3. Die Kündigung berührt nicht die Pflicht eines Vertragsstaats, eine in diesem Übereinkommen enthaltene Verpflichtung zu erfüllen, der er nach dem Völkerrecht unabhängig von dem Übereinkommen unterworfen ist.

Art. 318 Status der Anlagen

Die Anlagen sind Bestandteil dieses Übereinkommens; sofern nicht ausdrücklich etwas anderes vorgesehen ist, schliesst eine Bezugnahme auf das Übereinkommen oder auf einen seiner Teile auch eine Bezugnahme auf die betreffenden Anlagen ein.

Art. 319 Depositar

1. Der Generalsekretär der Vereinten Nationen ist Depositar dieses Übereinkommens und seiner Änderungen.

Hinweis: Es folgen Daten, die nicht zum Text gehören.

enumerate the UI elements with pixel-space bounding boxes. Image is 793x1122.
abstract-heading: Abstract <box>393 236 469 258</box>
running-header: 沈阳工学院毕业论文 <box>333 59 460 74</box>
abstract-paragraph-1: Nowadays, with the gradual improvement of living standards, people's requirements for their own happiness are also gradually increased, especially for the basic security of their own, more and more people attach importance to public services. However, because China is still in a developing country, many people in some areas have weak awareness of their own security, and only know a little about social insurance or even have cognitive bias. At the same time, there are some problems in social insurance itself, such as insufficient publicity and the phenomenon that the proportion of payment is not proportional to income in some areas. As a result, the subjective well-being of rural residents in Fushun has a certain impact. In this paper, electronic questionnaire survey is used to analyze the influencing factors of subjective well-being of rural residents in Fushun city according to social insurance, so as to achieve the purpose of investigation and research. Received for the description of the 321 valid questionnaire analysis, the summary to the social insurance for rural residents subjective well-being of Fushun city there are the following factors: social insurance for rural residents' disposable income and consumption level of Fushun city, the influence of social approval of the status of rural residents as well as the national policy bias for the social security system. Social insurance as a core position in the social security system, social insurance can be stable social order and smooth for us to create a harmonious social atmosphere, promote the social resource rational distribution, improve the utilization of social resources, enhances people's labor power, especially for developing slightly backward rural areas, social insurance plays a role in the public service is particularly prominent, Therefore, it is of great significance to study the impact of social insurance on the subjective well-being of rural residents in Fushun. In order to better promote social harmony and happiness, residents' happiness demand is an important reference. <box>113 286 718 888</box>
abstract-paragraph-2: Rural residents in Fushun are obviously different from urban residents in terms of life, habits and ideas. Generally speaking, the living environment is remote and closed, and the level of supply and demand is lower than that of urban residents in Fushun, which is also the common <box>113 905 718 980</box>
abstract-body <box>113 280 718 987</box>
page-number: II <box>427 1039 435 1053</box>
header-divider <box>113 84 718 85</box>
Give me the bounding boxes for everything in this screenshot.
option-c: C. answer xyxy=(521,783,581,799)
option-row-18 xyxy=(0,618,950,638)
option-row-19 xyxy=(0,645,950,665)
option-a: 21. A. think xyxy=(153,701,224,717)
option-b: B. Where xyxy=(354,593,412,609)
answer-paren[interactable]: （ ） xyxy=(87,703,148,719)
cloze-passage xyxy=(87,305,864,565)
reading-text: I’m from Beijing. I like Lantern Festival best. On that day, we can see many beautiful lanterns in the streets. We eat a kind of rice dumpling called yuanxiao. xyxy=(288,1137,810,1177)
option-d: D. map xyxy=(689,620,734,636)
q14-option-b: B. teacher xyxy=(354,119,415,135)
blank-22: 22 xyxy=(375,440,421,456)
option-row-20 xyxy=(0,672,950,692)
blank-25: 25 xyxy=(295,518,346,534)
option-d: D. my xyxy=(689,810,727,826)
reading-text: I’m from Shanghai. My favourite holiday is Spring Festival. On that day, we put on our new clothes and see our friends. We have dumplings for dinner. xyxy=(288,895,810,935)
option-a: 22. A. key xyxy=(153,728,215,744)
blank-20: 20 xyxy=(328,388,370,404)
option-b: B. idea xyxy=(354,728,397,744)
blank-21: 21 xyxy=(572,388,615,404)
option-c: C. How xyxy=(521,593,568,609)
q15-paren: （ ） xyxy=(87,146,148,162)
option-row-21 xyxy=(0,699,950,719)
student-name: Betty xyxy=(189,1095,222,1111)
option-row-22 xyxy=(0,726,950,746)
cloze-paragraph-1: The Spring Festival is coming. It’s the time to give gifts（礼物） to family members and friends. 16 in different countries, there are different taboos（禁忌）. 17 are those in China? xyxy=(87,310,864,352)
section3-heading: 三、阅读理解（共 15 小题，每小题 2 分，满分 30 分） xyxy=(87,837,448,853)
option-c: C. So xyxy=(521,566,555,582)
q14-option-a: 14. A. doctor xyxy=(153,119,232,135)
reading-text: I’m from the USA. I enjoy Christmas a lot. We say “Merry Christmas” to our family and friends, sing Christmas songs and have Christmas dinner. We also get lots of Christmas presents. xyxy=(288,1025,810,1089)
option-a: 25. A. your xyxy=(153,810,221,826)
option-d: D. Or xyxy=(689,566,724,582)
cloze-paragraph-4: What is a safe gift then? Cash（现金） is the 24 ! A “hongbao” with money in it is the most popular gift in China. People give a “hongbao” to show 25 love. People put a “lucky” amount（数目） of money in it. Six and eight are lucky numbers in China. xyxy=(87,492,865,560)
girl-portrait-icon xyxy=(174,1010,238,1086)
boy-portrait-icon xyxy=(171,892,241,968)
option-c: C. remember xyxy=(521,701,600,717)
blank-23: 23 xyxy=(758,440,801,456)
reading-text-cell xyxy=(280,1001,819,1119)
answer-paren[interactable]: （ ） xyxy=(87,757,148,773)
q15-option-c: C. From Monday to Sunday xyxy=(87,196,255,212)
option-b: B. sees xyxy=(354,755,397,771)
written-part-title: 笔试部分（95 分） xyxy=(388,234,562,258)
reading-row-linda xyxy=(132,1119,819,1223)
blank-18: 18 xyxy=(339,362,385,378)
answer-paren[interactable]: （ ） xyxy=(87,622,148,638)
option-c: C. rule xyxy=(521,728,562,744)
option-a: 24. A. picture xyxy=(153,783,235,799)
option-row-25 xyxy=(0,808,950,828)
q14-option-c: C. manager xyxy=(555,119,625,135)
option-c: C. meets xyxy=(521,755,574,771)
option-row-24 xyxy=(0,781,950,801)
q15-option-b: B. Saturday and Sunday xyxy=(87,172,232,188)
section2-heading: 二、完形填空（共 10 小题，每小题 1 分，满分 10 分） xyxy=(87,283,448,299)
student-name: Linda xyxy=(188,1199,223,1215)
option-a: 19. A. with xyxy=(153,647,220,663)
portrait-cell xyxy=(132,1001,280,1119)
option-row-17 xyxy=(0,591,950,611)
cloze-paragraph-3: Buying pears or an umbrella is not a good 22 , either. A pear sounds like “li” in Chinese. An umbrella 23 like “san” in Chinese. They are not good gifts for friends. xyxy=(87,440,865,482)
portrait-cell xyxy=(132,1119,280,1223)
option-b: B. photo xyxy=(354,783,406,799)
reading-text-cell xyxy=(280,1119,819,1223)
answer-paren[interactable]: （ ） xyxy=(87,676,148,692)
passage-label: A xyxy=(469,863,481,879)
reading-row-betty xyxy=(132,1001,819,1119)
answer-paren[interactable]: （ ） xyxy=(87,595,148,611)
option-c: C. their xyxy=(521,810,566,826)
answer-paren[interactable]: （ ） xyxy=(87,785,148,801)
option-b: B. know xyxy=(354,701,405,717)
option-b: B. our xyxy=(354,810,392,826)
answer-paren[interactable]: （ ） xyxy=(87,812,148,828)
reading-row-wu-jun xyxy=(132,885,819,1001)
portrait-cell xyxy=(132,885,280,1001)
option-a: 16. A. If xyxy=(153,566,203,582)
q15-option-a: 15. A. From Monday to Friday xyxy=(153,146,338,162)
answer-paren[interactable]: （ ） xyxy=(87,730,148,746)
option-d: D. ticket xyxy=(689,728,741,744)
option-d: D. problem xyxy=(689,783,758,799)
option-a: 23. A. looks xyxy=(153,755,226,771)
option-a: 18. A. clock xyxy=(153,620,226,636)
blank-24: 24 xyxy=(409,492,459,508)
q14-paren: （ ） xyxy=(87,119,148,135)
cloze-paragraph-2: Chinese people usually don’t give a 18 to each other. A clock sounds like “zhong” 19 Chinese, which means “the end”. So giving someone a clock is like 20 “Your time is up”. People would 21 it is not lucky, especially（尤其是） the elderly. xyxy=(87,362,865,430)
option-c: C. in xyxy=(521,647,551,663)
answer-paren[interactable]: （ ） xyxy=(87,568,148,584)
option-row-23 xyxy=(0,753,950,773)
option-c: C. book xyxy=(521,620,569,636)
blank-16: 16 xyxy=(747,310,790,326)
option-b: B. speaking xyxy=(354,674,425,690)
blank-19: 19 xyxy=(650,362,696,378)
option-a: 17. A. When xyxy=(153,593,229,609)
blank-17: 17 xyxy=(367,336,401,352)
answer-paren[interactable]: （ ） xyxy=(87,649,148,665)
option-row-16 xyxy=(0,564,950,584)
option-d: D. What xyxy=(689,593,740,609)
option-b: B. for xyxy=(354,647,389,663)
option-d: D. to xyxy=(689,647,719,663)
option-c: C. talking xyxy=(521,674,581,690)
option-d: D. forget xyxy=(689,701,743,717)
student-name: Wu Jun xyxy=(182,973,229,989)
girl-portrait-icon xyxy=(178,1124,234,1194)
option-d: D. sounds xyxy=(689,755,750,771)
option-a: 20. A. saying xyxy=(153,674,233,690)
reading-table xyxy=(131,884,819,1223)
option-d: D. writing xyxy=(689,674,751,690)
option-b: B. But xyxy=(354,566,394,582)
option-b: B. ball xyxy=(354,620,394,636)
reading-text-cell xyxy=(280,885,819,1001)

2. Neben seinen Aufgaben als Depositar wird der Generalsekretär wie folgt tätig:

  1. a) Er berichtet allen Vertragsstaaten, der Behörde und den zuständigen internationalen Organisationen über Fragen allgemeiner Art, die in Bezug auf dieses Übereinkommen entstanden sind.
  2. b) Er notifiziert der Behörde die Ratifikationen, förmlichen Bestätigungen und Beitritte betreffend dieses Übereinkommen und seine Änderungen sowie die Kündigungen des Übereinkommens.
  3. c) Er notifiziert den Vertragsstaaten die in Übereinstimmung mit Artikel 311 Absatz 4 geschlossenen Übereinkünfte.
  4. d) Er leitet die in Übereinstimmung mit diesem Übereinkommen angenommenen Änderungen an die Vertragsstaaten zur Ratifikation oder zum Beitritt weiter.
  5. e) Er beruft die notwendigen Tagungen der Vertragsstaaten in Übereinstimmung mit diesem Übereinkommen ein.
  6. 3. a)

    Der Generalsekretär übermittelt ferner den in Artikel 156 genannten Beobachtern:

    1. i) die in Absatz 2 Buchstabe a genannten Berichte;
    2. ii) die in Absatz 2 Buchstaben b und c genannten Notifikationen; und
    3. iii) den Wortlaut der in Absatz 2 Buchstabe d genannten Änderungen zur Kenntnisnahme.
  7. b) Der Generalsekretär lädt ferner diese Beobachter ein, an den in Absatz 2 Buchstabe e genannten Tagungen der Vertragsstaaten als Beobachter teilzunehmen.
Art. 320 Verbindliche Wortlaute

Die Urschrift dieses Übereinkommens, dessen arabischer, chinesischer, englischer, französischer, russischer und spanischer Wortlaut gleichermassen verbindlich ist, wird im Einklang mit Artikel 305 Absatz 2 beim Generalsekretär der Vereinten Nationen hinterlegt.